From the tool's definition Tool name 'npm_run_script' combined with description 'Ejecutar un script definido en package.json' (Execute a script defined in package.json) directly indicates execution of arbitrary scripts.
Attacks that exploit this kind of access
Ejecutar un script definido en package.json. It is categorised as a Execute tool in the NPM MCP Server MCP Server, which means it can trigger actions or run processes.
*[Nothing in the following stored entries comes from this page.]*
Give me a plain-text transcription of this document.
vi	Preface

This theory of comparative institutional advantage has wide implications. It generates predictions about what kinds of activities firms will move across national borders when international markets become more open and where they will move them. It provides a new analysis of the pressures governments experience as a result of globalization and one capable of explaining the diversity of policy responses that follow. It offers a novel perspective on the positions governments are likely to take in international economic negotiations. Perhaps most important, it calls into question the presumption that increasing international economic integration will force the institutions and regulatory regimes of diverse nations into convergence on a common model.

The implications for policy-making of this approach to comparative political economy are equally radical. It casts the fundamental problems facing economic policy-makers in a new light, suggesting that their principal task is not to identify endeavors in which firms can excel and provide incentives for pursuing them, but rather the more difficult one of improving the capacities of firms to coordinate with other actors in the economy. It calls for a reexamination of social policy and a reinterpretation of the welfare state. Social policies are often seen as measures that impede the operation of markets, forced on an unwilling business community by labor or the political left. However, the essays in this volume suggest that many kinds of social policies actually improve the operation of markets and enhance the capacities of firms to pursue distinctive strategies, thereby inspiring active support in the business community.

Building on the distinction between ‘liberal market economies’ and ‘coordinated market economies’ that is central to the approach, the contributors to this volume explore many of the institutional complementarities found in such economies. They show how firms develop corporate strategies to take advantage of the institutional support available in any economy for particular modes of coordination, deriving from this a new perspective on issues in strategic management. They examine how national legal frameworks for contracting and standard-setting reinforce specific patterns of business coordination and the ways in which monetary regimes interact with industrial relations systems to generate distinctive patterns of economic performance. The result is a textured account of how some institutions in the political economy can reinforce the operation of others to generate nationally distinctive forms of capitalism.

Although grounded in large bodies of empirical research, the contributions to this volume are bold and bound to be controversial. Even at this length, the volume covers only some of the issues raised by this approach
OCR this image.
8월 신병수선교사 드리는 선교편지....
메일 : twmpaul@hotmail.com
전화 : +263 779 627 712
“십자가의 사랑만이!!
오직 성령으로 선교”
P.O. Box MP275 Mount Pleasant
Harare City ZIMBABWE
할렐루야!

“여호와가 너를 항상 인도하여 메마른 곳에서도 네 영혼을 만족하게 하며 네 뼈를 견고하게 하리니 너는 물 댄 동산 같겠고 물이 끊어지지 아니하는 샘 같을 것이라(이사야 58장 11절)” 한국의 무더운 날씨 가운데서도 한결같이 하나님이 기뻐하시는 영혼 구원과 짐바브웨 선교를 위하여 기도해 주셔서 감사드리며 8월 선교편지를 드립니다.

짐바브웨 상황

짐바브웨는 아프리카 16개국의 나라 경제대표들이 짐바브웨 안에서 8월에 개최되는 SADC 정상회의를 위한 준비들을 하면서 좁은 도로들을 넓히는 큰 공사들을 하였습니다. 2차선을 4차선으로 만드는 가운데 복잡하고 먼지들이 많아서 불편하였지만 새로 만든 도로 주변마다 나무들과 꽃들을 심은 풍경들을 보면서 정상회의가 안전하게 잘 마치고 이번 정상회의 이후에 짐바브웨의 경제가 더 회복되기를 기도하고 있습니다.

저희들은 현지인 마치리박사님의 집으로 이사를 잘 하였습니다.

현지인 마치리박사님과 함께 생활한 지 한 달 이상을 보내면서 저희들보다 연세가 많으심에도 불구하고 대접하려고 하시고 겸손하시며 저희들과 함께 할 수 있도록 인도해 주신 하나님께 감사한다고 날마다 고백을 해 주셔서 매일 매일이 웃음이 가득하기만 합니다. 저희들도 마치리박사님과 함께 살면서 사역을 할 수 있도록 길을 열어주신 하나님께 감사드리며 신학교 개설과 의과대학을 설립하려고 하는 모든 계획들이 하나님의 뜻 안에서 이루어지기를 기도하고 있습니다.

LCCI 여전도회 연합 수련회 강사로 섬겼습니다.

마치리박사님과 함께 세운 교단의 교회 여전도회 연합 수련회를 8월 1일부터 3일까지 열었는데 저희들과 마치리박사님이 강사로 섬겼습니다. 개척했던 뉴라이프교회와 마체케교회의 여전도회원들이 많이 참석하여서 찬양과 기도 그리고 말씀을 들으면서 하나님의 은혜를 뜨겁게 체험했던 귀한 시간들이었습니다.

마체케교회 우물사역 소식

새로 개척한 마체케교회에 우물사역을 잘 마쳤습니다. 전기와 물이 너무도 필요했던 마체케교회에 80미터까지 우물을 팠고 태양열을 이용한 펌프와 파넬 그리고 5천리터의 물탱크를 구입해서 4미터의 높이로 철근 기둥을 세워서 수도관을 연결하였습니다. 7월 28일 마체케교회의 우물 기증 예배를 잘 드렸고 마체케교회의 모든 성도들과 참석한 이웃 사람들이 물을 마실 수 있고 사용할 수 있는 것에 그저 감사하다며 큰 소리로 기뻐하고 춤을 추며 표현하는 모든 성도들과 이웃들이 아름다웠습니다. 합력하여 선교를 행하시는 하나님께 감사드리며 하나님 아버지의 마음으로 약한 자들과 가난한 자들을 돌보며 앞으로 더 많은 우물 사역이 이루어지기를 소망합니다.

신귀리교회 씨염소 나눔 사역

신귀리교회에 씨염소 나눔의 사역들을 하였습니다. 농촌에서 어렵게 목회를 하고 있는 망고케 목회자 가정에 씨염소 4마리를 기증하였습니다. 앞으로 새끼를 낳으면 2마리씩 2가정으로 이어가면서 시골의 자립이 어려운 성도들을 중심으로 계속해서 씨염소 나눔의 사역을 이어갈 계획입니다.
Use rate limits and argument validation.
Register the NPM MCP Server MCP server in PolicyLayer and add a rule for npm_run_script: allow, deny, rate-limit, or require approval. Point your MCP client at the PolicyLayer proxy URL and the rule is enforced on every call, before it reaches NPM MCP Server. Nothing to install.
npm_run_script is a Execute tool with high risk. Execute tools should be rate-limited and have argument validation enabled.
Yes. Add a rate_limit block to the npm_run_script rule in your PolicyLayer policy. For example, setting max: 10 and window: 60 limits the tool to 10 calls per minute. Rate limits are tracked per agent session and reset automatically.
Set action: deny in the PolicyLayer policy for npm_run_script. The AI agent will receive a policy violation error and cannot call the tool. You can also include a reason field to explain why the tool is blocked.
npm_run_script is provided by the NPM MCP Server MCP server (kpangaa/npm-mcp-server). PolicyLayer sits as a proxy in front of this server to enforce policies before tool calls reach the server.
Every MCP server has a record like this.
Type a name, get the same breakdown: verified identity, auth posture, risk grade, capabilities, recommended policy.